The government, which also holds an 84 percent stake in Royal Bank of Scotland, has said it hopes to generate a profit for the taxpayer by selling its bank holdings, but has not set a timetable for disposals.

The bank, created by the government-engineered takeover last year of ailing lender HBOS by high street rival Lloyds TSB, has been hit by spiralling bad debts -- mostly inherited from HBOS -- as loans advanced during the boom years turned sour.

Lloyds, whose loans as a ratio to deposits stood at 169 percent at the end of last year, high by industry standards, is also striving to bridge the gap so as to reduce its reliance on expensive wholesale funding.

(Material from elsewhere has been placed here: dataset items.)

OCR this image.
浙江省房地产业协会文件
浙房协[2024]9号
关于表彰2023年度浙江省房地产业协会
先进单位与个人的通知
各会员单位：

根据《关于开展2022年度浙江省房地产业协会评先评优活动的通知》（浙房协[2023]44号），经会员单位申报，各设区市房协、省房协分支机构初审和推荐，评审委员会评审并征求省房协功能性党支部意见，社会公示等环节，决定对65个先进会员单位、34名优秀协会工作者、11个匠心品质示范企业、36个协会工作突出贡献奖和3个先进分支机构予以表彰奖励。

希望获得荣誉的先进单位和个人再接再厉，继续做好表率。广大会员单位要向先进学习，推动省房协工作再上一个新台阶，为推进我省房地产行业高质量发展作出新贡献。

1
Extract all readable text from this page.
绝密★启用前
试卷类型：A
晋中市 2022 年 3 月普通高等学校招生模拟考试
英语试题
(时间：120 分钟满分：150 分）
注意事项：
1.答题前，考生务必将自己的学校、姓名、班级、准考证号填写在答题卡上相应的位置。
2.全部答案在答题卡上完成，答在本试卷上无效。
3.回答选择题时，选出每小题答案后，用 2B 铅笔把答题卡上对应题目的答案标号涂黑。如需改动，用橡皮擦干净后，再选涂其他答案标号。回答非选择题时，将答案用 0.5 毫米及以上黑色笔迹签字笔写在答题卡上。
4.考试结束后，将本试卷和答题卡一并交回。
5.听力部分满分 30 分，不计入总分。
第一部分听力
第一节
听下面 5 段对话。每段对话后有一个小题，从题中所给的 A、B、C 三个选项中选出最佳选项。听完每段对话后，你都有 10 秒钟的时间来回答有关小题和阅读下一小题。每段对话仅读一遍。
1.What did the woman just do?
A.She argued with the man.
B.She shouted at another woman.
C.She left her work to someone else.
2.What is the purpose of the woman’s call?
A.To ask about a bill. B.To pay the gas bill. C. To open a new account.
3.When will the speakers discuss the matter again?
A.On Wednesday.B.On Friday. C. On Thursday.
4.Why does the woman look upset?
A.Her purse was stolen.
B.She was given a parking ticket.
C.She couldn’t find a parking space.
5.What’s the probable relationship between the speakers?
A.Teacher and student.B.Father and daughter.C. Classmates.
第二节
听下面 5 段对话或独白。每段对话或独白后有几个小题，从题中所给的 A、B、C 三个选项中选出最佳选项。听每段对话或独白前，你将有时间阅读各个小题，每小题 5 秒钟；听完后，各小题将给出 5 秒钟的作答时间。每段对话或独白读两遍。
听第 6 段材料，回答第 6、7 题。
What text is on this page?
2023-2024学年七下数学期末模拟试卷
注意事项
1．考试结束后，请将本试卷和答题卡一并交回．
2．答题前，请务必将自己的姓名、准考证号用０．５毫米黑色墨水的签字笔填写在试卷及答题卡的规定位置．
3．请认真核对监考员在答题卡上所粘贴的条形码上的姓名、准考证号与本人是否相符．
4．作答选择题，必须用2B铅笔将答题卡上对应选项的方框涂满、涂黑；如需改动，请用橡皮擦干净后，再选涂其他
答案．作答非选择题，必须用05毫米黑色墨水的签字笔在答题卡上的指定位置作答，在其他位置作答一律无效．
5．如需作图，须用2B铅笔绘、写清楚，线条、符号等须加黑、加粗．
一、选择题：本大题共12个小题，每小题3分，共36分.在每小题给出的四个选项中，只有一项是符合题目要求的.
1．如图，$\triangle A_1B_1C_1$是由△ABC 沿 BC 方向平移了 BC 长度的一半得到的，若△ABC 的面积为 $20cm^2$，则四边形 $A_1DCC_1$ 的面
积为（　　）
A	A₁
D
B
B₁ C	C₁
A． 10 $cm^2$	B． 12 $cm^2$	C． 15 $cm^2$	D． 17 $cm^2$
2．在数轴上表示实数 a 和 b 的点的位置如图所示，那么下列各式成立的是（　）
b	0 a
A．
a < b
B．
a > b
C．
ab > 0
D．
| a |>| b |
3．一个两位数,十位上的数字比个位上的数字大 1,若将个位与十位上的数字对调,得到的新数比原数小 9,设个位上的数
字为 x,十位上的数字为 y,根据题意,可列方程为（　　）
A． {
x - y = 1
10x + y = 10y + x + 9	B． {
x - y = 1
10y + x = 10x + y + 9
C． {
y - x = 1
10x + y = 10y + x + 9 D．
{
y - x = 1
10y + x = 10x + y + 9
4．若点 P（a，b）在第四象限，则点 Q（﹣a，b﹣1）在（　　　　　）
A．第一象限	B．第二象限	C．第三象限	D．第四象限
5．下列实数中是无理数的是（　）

The bank had previously said that its bad debts probably peaked in the first half of 2009, and confirmed last month that total loan impairments fell by about a fifth in the second half of the year.

Lloyds, which cut 13,000 jobs in 2009, is also pushing through an austerity drive aimed at taking out 2 billion pounds in costs by the end of 2011.

The bank's 2009 results were reported on a "combined business" basis, which excludes some accounting items associated with the HBOS acquisition, and assumes HBOS was acquired at the start of 2008.

Lloyds' 6.3 billion pound loss last year compares with a 6.7 billion pound loss in 2008.